There are a lot of good articles and posts in the forums about custom tokenizers that allow you to train a different vocabulary/language. I cannot find information, though, on customizing the position part as well. Is there documentation on this? If not, can someone point me in the right direction. My goal is to train a transformer on a dataset where the 2-D position of the glyph in the document is just as important as the glyph itself.
Thanks!
Note: A similar question asked before by @bengul but there has been no response since July 2021.
Hi,
I have figured out a way to edit the position embedding. The position embedding in huggingface bert model is defined in the BertEmbedding class. Other models also have an Embedding class. If your task is aligned with what they have, you might be able to get away with changing the Embedding class only. Look Here. Alternatively if you want to provide your preferred position embedding with the input, then you have to change all the classes that use the position embedding. I am not an expert by any means, but feel free to ask anything if you need more help on this.

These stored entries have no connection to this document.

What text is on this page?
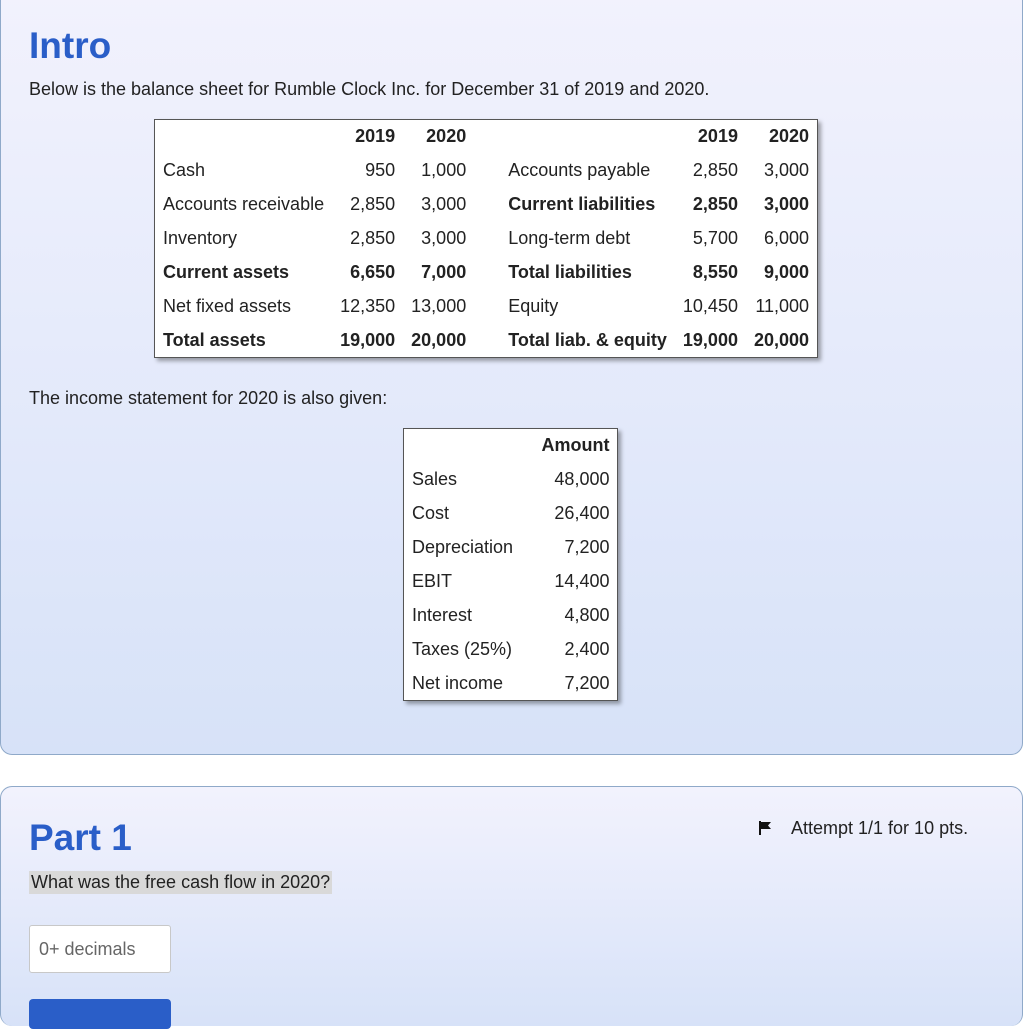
Intro

Below is the balance sheet for Rumble Clock Inc. for December 31 of 2019 and 2020.

	2019	2020		2019	2020
Cash	950	1,000	Accounts payable	2,850	3,000
Accounts receivable	2,850	3,000	Current liabilities	2,850	3,000
Inventory	2,850	3,000	Long-term debt	5,700	6,000
Current assets	6,650	7,000	Total liabilities	8,550	9,000
Net fixed assets	12,350	13,000	Equity	10,450	11,000
Total assets	19,000	20,000	Total liab. & equity	19,000	20,000

The income statement for 2020 is also given:

	Amount
Sales	48,000
Cost	26,400
Depreciation	7,200
EBIT	14,400
Interest	4,800
Taxes (25%)	2,400
Net income	7,200
Part 1	Attempt 1/1 for 10 pts.
What was the free cash flow in 2020?
0+ decimals
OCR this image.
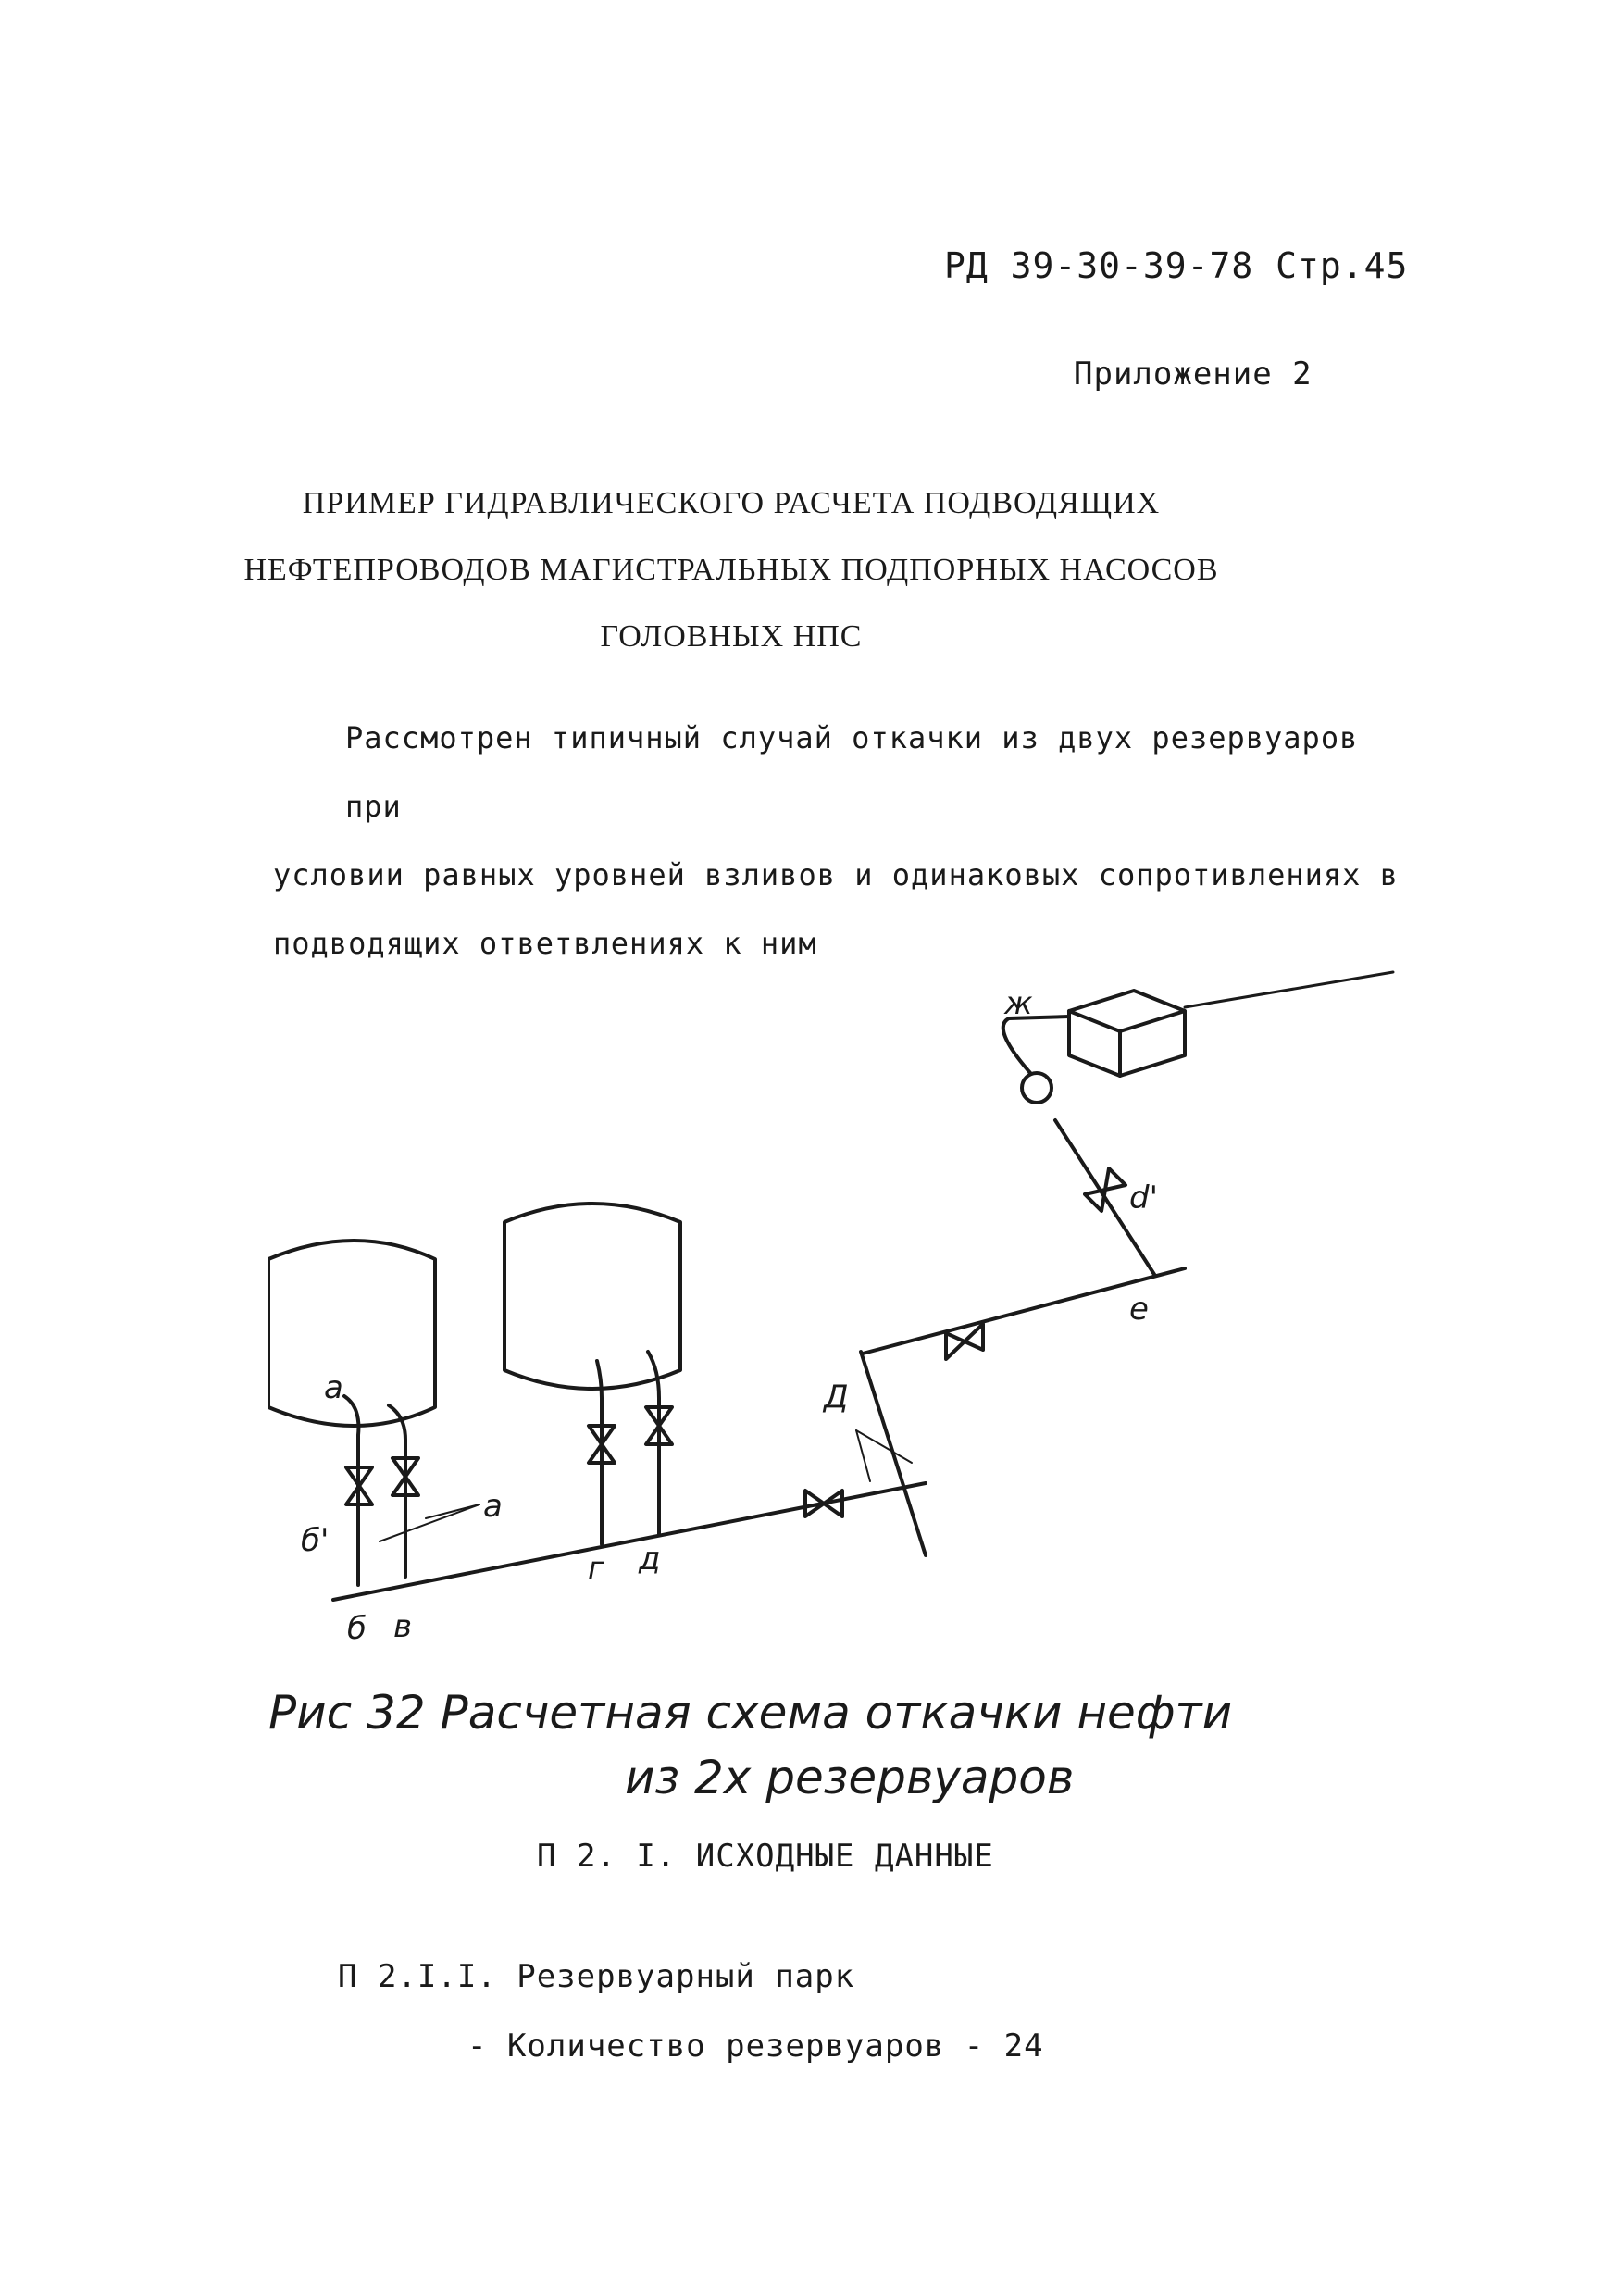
РД 39-30-39-78 Стр.45
Приложение 2
ПРИМЕР ГИДРАВЛИЧЕСКОГО РАСЧЕТА ПОДВОДЯЩИХ
НЕФТЕПРОВОДОВ МАГИСТРАЛЬНЫХ ПОДПОРНЫХ НАСОСОВ
ГОЛОВНЫХ НПС

Рассмотрен типичный случай откачки из двух резервуаров при

условии равных уровней взливов и одинаковых сопротивлениях в

подводящих ответвлениях к ним

а
а
б'
б в
г д
Д
е
d'
ж
Рис 32 Расчетная схема откачки нефти
из 2х резервуаров
П 2. I. ИСХОДНЫЕ ДАННЫЕ
П 2.I.I. Резервуарный парк
- Количество резервуаров - 24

The position embedding in huggingface bert model is defined in the BertEmbedding class. Other models also have an Embedding class. If your task is aligned with what they have, you might be able to get away with changing the Embedding class only.
Thanks, @bengul, that looks like a very promising route. Will give it a try tomorrow!
Hey!
I’m trying to train a BART model with customized positional embeddings, similarly to what you have been doing and I have a few questions that you perhaps can help me with. First of all, say that I want to change the positional embeddings of BART to sinusoidal embeddings, just like you did @bengul, is that even possible? - My intuition is that we have to re-learn so many parts of the Transformer architecture that it might not be worth doing, or am I wrong here? My second thought is based on the assumption that it actually works, i.e. it is possible to change the positional embeddings, what kind of computing resource is necessary to be able to do this change in how the model treats the positions?
what kind of computing resource is necessary to be able to do this change in how the model treats the positions?
My understanding is that you have to pretrain the model from scratch. That is definitely time and resource consuming (depends on the amount of data and model complexity). I don’t think using the new positional embedding during just fine-tuning would be useful, however I have not tested that.
My idea has been that I want to fine-tune a pre-trained BART model with a length penalty in the positional embeddings of the model. However, my results so far kind of confirms the hypothesis that is is not possible to only fine-tune with new embeddings. I guess I would have to pre-train it from scratch, but I want to avoid that due to the resources needed for such a task.